De genezing van het dochtertje van Jaïrus
21 Jezus stak het meer weer over. Toen Hij aan de overkant afmeerde, stond er op de oever een menigte mensen te wachten. 22 Er kwam een man naar Hem toe die voor Hem op de knieën viel. Het was Jaïrus, de leider van een synagoge uit de buurt. Hij was radeloos omdat zijn dochtertje op sterven lag. 23 ‘Wilt U alstublieft meekomen om uw handen op haar te leggen,’ smeekte hij, ‘dan zal ze beter worden en blijven leven.’ 24 Jezus ging met hem mee. De mensen liepen achter Hem aan en verdrongen zich om Hem.
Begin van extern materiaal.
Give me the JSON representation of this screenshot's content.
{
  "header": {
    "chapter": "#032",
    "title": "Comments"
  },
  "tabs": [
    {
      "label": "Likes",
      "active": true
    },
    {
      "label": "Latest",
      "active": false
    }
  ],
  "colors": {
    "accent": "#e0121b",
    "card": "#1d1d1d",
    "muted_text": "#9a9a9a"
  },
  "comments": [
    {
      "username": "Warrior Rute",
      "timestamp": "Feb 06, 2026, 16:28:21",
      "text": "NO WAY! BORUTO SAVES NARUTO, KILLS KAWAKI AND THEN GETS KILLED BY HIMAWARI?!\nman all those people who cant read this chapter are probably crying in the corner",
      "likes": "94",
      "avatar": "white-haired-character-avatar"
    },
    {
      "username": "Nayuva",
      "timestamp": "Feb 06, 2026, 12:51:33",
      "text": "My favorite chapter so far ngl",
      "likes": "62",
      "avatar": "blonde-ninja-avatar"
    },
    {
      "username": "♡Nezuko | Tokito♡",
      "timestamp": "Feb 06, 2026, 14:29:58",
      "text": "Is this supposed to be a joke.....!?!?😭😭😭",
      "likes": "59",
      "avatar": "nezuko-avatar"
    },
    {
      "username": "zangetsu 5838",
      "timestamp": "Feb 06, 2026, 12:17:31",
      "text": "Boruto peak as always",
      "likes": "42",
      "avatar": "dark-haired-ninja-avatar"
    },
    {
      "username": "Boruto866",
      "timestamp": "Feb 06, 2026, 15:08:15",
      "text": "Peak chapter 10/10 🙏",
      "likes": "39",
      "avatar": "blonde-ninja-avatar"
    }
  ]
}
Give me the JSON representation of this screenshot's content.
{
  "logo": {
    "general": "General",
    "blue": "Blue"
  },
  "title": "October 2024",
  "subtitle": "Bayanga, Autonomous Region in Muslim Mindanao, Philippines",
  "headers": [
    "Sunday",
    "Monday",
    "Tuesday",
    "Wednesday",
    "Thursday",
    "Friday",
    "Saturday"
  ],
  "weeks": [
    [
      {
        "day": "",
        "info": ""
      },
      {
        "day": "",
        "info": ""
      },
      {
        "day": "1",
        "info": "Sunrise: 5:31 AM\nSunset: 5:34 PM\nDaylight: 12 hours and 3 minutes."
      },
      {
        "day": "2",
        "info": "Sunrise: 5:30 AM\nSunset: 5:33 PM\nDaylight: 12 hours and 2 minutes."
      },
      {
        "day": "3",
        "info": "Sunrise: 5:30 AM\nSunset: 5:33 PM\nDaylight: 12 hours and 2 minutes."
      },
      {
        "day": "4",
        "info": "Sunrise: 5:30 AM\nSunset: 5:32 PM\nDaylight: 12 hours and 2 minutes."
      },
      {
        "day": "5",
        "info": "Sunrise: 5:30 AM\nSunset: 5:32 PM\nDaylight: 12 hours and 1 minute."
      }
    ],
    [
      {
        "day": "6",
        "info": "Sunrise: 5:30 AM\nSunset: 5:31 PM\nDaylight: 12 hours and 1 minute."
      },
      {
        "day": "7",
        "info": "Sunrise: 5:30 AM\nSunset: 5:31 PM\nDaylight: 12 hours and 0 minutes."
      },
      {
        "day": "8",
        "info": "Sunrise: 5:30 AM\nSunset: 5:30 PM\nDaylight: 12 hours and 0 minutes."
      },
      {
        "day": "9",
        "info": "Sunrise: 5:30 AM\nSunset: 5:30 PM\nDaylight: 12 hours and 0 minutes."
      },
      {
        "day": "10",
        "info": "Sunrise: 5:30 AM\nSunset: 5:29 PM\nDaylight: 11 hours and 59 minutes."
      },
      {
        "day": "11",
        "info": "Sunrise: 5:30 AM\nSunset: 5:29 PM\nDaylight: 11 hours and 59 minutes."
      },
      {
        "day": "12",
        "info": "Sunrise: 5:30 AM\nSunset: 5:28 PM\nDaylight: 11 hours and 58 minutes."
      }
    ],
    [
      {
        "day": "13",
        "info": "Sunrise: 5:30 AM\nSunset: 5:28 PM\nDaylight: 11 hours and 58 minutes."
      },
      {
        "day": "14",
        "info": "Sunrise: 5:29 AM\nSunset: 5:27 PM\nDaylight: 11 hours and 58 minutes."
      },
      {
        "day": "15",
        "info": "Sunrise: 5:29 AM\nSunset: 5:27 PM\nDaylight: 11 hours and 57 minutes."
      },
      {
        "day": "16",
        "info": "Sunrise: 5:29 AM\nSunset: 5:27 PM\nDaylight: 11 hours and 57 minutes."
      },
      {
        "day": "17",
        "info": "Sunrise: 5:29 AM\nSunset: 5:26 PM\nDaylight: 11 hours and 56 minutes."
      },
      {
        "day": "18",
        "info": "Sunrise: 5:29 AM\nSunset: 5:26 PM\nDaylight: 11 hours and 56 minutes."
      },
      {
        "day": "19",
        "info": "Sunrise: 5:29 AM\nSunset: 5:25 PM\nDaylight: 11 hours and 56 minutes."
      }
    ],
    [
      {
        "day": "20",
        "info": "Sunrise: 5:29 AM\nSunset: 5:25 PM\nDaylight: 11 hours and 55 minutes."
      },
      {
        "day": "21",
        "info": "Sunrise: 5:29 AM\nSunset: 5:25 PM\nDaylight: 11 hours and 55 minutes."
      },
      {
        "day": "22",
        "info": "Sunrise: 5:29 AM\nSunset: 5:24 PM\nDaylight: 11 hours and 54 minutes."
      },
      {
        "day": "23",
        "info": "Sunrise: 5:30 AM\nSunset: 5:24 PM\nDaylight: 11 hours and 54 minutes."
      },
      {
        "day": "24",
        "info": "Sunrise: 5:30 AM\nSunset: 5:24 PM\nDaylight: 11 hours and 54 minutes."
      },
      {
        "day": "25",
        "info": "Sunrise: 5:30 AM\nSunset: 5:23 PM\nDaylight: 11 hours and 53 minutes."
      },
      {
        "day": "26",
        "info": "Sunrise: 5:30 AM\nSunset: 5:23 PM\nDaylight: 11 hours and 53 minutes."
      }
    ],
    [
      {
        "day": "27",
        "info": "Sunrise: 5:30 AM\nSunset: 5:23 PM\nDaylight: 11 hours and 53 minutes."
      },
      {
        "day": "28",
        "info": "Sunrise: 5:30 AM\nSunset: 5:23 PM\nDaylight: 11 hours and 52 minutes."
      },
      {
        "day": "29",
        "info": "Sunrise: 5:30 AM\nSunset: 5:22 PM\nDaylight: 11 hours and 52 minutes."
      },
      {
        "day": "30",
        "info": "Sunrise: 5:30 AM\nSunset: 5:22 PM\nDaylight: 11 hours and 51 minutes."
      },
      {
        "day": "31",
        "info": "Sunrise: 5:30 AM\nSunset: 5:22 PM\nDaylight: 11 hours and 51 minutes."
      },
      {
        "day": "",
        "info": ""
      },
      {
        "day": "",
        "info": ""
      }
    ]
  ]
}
25 Onder hen was een vrouw die al twaalf jaar bloed verloor. 26 Zij had veel geleden omdat er veel aan haar was gedokterd. Al haar geld had zij eraan uitgegeven, maar het had niets geholpen. Ze was eerder achteruitgegaan. 27 Maar nu had ze gehoord over de wonderen die Jezus deed. Zij wrong zich tussen de mensen door naar Hem toe en raakte van achteren zijn kleren aan. 28 ‘Als ik zijn kleren maar kan aanraken, zal ik beter worden,’ dacht zij. 29 Het bloeden hield onmiddellijk op en zij merkte dat ze genezen was. Ze verloor geen bloed meer. 30 Op dat moment draaide Jezus Zich om en vroeg: ‘Wie heeft mijn kleren aangeraakt?’ Want Hij voelde dat er kracht van Hem was uitgegaan. 31 Zijn leerlingen zeiden: ‘Hoe kunt U dat nu vragen? U staat midden tussen de mensen!’ 32 Maar Hij keek rond om te zien wie het geweest was. 33 Geschrokken kwam de vrouw naar Hem toe. Zij beefde over haar hele lichaam, omdat zij zich realiseerde wat met haar was gebeurd. Zij viel op haar knieën en vertelde Hem precies wat er was gebeurd. 34 Hij zei tegen haar: ‘Vrouw, u bent genezen door uw geloof in Mij. Ga met een gerust hart naar huis.’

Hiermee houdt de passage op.